Later Political Career
Though an "elevation" to the Lords ends many political lives, Moyne spent part of 1932 in the colony of Kenya overseeing its finances. In 1933, he chaired a parliamentary committee supervising English slum clearances, in light of his experience gained in his family's charitable trusts mentioned above. In 1934, he joined the Royal Commission examining Durham University as well as a 1936 committee investigating the British film industry.
In 1938, Moyne was appointed chairman of the West Indies Royal Commission which was asked to investigate how best the British colonies in the Caribbean should be governed, after labour unrest. The Report and notes were published in 1939 and are held by the PRO at Kew, London. Largely as a result of his travels and his work in the West Indies, Lord Moyne was appointed Colonial Secretary by his friend Winston Churchill, serving from 8 February 1941 to 22 February 1942. Just before he returned from the Caribbean, his wife Evelyn died on 21 July.
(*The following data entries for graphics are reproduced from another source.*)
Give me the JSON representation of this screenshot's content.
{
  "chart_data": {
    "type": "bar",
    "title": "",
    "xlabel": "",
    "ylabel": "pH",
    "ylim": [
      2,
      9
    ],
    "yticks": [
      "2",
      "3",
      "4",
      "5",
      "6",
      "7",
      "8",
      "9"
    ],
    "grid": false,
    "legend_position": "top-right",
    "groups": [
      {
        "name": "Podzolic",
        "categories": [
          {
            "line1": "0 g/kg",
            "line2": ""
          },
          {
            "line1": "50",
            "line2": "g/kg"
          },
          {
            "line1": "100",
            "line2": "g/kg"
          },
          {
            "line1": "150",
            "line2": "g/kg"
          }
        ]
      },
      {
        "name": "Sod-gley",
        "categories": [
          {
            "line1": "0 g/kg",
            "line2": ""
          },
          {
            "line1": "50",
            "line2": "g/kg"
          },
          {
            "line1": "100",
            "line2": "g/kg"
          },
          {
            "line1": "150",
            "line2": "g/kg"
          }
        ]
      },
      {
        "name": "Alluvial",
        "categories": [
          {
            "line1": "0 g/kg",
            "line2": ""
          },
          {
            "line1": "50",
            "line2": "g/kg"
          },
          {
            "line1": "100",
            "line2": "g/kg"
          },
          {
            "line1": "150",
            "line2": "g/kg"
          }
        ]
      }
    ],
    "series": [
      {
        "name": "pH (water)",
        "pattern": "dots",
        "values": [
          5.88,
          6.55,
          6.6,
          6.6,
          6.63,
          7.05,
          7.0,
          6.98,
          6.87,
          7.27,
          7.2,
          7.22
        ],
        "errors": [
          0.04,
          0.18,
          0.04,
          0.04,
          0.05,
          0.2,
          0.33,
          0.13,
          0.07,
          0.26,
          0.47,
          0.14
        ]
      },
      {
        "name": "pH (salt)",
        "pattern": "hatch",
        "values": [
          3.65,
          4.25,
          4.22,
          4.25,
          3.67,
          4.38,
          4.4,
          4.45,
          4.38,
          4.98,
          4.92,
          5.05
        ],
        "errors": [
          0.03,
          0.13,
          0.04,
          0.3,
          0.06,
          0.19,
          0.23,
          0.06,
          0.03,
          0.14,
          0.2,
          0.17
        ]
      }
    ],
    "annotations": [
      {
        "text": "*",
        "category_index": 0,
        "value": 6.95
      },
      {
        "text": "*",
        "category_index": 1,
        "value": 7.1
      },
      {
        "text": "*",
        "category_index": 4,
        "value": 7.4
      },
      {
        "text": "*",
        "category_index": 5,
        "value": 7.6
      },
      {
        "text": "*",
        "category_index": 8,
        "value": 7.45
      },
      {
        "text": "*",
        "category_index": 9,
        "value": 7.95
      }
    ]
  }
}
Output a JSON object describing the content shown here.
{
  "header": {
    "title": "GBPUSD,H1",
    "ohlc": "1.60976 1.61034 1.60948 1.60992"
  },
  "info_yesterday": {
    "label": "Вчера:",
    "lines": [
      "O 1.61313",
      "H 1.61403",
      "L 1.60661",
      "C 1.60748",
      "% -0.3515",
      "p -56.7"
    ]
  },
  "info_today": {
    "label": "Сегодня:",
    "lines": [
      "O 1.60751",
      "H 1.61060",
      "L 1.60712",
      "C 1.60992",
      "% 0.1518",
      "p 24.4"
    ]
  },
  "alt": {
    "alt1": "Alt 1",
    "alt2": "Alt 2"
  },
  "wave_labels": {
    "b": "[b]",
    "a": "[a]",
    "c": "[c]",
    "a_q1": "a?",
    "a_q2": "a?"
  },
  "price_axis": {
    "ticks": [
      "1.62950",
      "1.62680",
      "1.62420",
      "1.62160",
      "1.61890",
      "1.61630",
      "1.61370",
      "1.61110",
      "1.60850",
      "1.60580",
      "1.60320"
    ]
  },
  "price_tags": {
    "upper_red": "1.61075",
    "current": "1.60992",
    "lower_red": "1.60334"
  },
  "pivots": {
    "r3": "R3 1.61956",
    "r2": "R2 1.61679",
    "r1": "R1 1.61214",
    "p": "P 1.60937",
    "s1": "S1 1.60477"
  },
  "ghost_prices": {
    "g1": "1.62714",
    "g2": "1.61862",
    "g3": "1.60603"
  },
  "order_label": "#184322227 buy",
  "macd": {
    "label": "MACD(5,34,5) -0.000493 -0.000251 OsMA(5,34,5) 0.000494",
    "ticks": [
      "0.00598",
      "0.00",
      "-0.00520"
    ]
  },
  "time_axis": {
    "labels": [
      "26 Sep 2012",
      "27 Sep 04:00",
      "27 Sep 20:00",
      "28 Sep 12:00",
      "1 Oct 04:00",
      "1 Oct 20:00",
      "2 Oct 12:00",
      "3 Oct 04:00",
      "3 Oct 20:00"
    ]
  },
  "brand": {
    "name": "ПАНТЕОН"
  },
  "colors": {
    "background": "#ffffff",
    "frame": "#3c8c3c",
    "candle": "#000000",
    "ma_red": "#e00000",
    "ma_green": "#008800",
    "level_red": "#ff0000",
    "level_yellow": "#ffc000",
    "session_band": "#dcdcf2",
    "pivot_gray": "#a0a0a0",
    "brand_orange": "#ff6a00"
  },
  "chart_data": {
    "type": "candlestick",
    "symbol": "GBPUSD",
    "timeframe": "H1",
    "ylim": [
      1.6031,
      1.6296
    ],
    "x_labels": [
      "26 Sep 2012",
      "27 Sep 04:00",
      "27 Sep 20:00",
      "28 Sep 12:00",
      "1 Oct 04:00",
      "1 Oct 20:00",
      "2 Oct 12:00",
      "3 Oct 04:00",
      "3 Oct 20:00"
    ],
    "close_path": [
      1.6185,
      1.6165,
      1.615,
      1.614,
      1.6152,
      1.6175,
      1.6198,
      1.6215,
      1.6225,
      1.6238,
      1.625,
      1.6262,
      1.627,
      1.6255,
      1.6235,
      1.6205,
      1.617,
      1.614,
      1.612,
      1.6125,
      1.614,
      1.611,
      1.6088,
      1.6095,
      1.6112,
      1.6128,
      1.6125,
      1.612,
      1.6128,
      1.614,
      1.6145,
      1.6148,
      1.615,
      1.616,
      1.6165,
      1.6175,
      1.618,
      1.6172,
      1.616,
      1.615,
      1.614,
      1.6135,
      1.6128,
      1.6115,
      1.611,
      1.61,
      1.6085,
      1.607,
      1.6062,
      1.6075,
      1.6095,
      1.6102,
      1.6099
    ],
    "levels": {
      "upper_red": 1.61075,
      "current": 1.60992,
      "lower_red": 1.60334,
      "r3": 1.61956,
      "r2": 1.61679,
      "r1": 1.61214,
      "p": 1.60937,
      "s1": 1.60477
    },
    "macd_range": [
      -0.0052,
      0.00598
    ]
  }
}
From the outbreak of the Second World War in 1939, Moyne sought the internment of Diana Mosley, his former daughter-in-law, who had left his son Bryan in 1932. She had remarried in 1936 in Berlin to the British fascist leader Sir Oswald Mosley, with Hitler and Goebbels as witnesses. File No KV 2/1363 at the PRO, Kew, is part of a collection released in 2004 on British right wing extremists. The PRO's on-line archivist notes that: “Diana Mosley was not interned on the outbreak of war, and remained at liberty for some time. There is a Home Office letter of May 1940 explaining the Home Secretary's decision not to intern her at that time, and then correspondence from her former father-in-law, Lord Moyne, which seems to have resulted in her detention the following month.” Moyne's friend Churchill had become Prime Minister on 10 May 1940. Moyne's last letter, dated 26 June 1940, is quoted in Anne de Courcy's book on Diana Mosley. Later that day her order of detention was signed by J.S. Hale, a principal Secretary of State.
From September 1939, given Hitler's Invasion of Poland (1939), Moyne chaired the Polish Relief Fund in London and gave over his London house at 11 Grosvenor Place (which is beside Buckingham Palace) for the use of Polish officers. From the elevation of Churchill in May 1940, Moyne held several positions in the Churchill war ministry, starting with a Joint Secretaryship in the Ministry of Agriculture. In a cabinet reshuffle in February 1941, he took on his post in the Colonial Office and led the Churchill government's business in the House of Lords, with the honorific title of Leader of the House of Lords.
Moyne was next appointed Deputy Resident Minister of state in Cairo from August 1942 to January 1944 and Resident Minister from then until his death. Within the British system at that time, this meant control over Persia, the Middle East and Africa. The main task was to ensure the defeat of the Axis forces in North Africa, principally the Afrika Korps, led by General Rommel. Another concern was the influence on Arab opinion of the Grand Mufti, a leader of a revolt in 1936–39, who had moved on to Berlin in 1941.